Per non lasciare cadere nell’oblio la storia della sua famiglia e dare un volto a chi non ha conosciuto, come i nonni paterni tedeschi, Frieda e Leopold, l’autrice si accinge, attraverso la raccolta e lo studio di documenti, a ricostruire le biografie e il tragico passato di quei parenti di cui si sono perse le tracce nell’abisso dell’Olocausto. La sua ricerca personale che, grazie ad una cifra narrativa immediata, si declina in un racconto emozionante, ci conduce attraverso il novecento da Haifa a Napoli, da Berlino ad Auschwitz.
In questo “viaggio” alla scoperta del passato Miriam Rebhun ripercorre le tappe della sua vita in una commovente caccia ai ricordi.
Dopo la morte del padre Heinz, militare della brigata ebraica che mamma Luciana aveva conosciuto a Napoli e con il quale aveva vissuto a Kiriat Chaim in una casetta sulla spiaggia, la piccola Miriam in braccio alla madre si imbarca su una nave a Haifa per fare ritorno a Napoli.
E’ in un appartamento al terzo piano di Via Piedigrotta nel centro della città che Miriam cresce e diventa adulta circondata dall’affetto di nonno Raoul Gallichi che dopo la guerra ha ripreso il suo impiego di capoufficio alla banca commerciale, di nonna Gina, nata a Salonicco da una “famiglia agiata e cosmopolita”, di zia Vera, sorella maggiore della mamma e di zio Vittorio, il fratello più piccolo dal carattere introverso.

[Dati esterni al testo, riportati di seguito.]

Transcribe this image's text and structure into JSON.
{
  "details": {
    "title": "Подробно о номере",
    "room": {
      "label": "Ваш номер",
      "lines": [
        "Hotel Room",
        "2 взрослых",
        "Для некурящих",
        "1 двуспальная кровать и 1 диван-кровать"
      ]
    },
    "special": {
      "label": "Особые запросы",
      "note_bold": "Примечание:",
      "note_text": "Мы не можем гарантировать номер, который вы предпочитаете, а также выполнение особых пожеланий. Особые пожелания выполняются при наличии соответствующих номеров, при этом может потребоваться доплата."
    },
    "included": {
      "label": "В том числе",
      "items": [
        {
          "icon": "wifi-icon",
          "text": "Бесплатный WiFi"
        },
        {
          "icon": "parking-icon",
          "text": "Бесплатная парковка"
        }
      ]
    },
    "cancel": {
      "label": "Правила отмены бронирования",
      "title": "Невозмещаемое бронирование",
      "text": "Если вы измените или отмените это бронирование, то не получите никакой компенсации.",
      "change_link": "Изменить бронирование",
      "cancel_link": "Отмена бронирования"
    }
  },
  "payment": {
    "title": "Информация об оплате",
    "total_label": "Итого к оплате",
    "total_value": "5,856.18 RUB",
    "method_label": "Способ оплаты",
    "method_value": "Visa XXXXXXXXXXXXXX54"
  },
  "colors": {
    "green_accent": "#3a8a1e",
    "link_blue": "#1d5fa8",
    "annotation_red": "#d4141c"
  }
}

L’adolescenza, gli amici, l’amore con Marco, il futuro marito, le esperienze scolastiche con l’entusiasta descrizione dei professori che hanno inciso maggiormente sulla sua formazione, si dispiegano in una narrazione affascinante arricchita da una scrittura semplice ma efficace che cattura come una magia l’attenzione del lettore.
La vicenda del padre Heinz che insieme al gemello Gughy era fuggito in Palestina per sottrarsi alle leggi razziali, si fa strada con delicato riserbo fra le pagine del libro.

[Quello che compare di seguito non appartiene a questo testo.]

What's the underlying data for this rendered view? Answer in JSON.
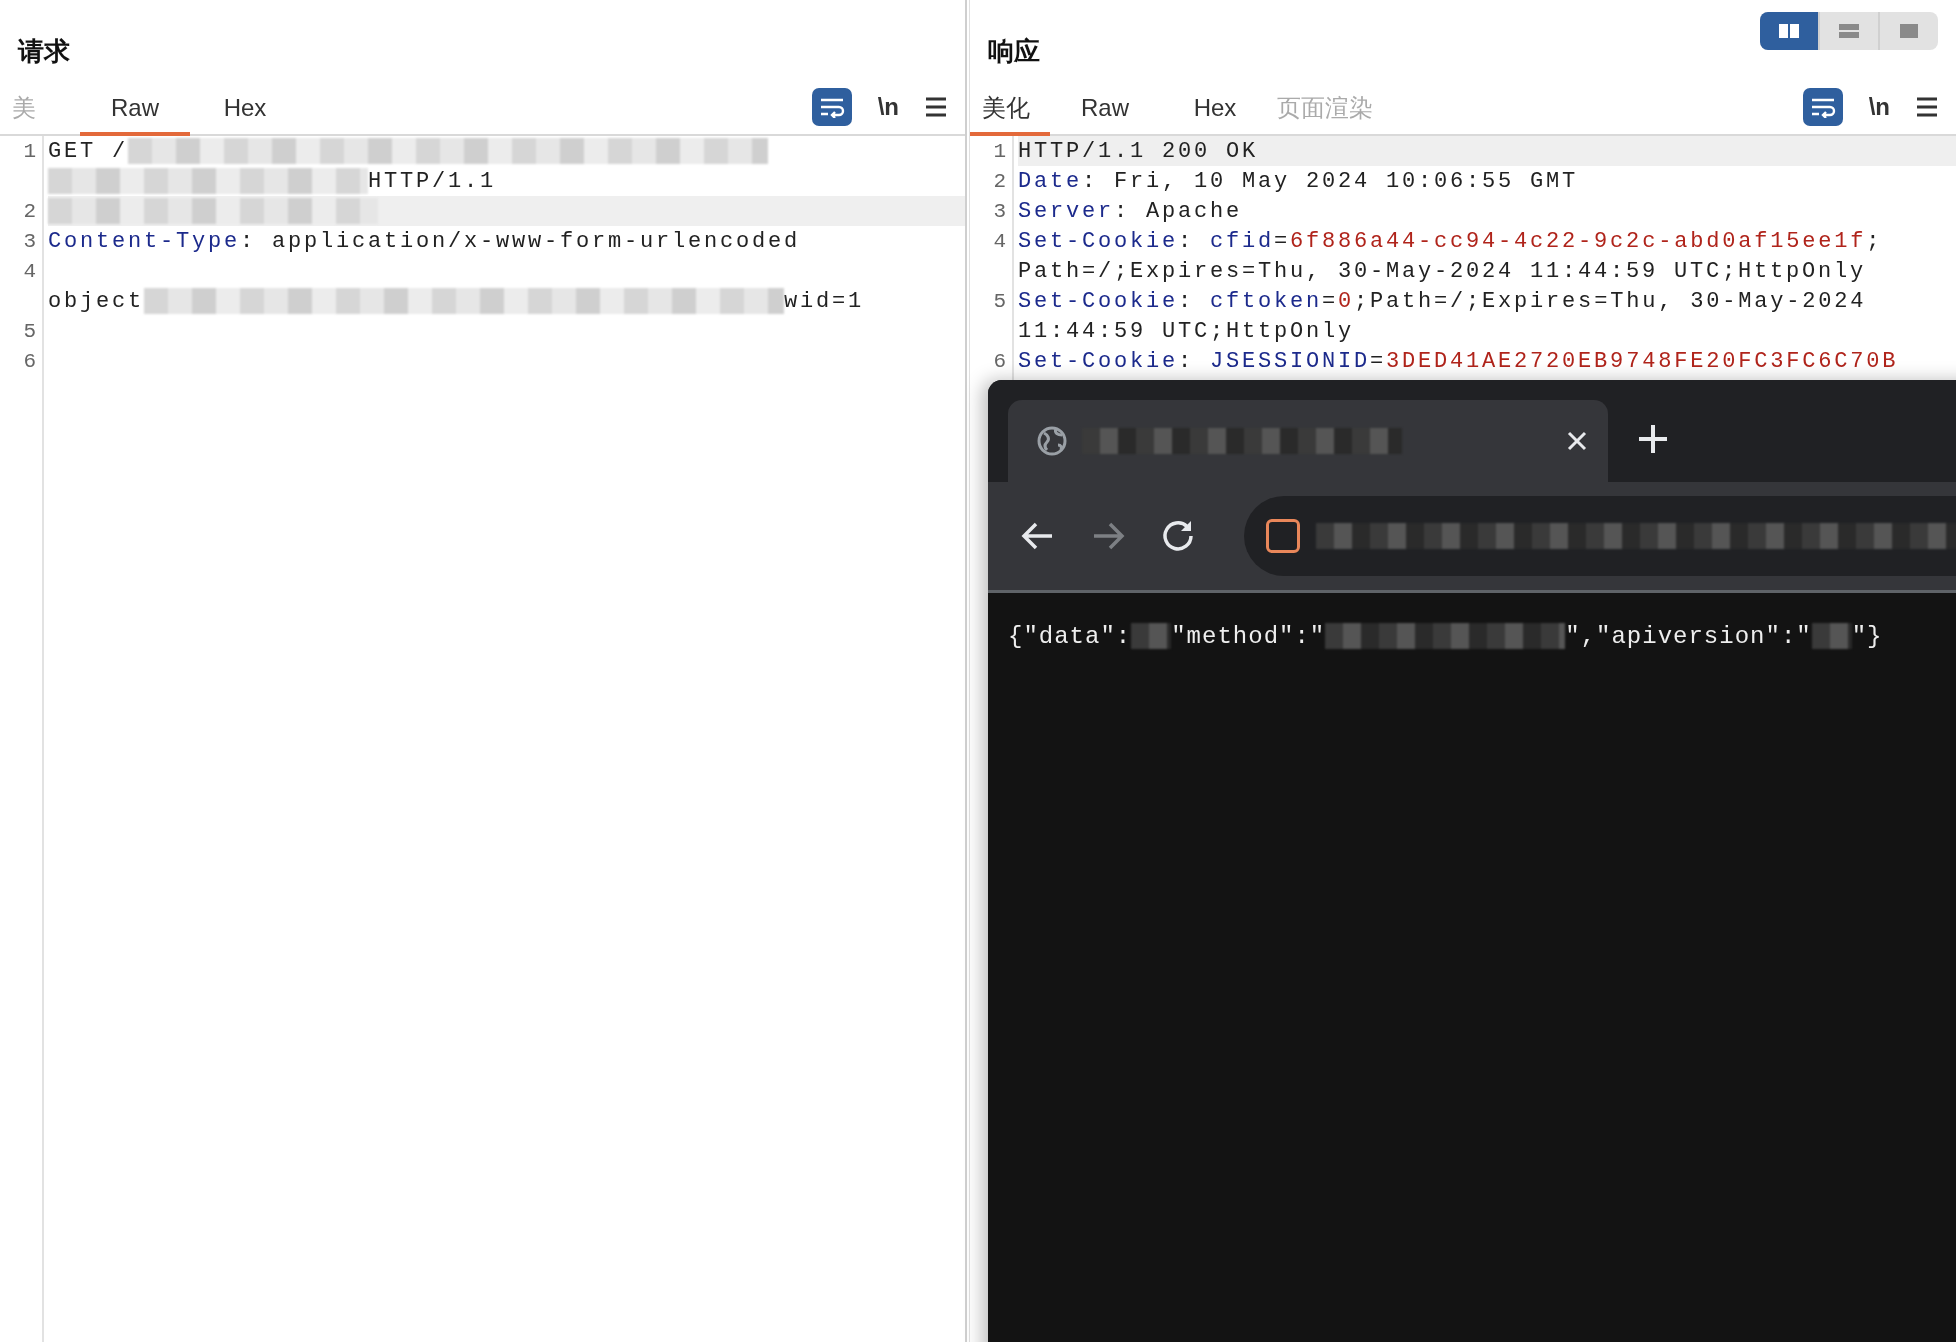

Come mattoni che posti uno sull’altro danno vita ad un palazzo, così i ricordi dell’autrice emergono in rapidi flash e ricostruiscono attraverso gli incontri emozionanti con i parenti in Israele, le esperienze e le aspirazioni di chi è stato privato della vita e ora può tornare a vivere solo attraverso il racconto dei figli e dei nipoti.
Perché “conoscere le ferite della famiglia è un diritto dei nostri figli e dei nostri nipoti, farle conoscere è un nostro dovere”.
Al termine del libro accompagniamo con trepidazione Miriam nel quartiere di Steglitz a Berlino, il luogo dal quale nonna Frida è stata deportata il 2 ottobre 1942; è il 7 luglio del 2008 e lungo la Poschingerstrasse Miriam, assieme al marito e ad una delle figlie, assiste alla posa sul selciato di una Stolperstein, “pietra di inciampo”, un sampietrino ricoperto di ottone che reca le generalità, la data di deportazione e la destinazione finale di quella nonna strappata ai suoi affetti e che non ha mai conosciuto.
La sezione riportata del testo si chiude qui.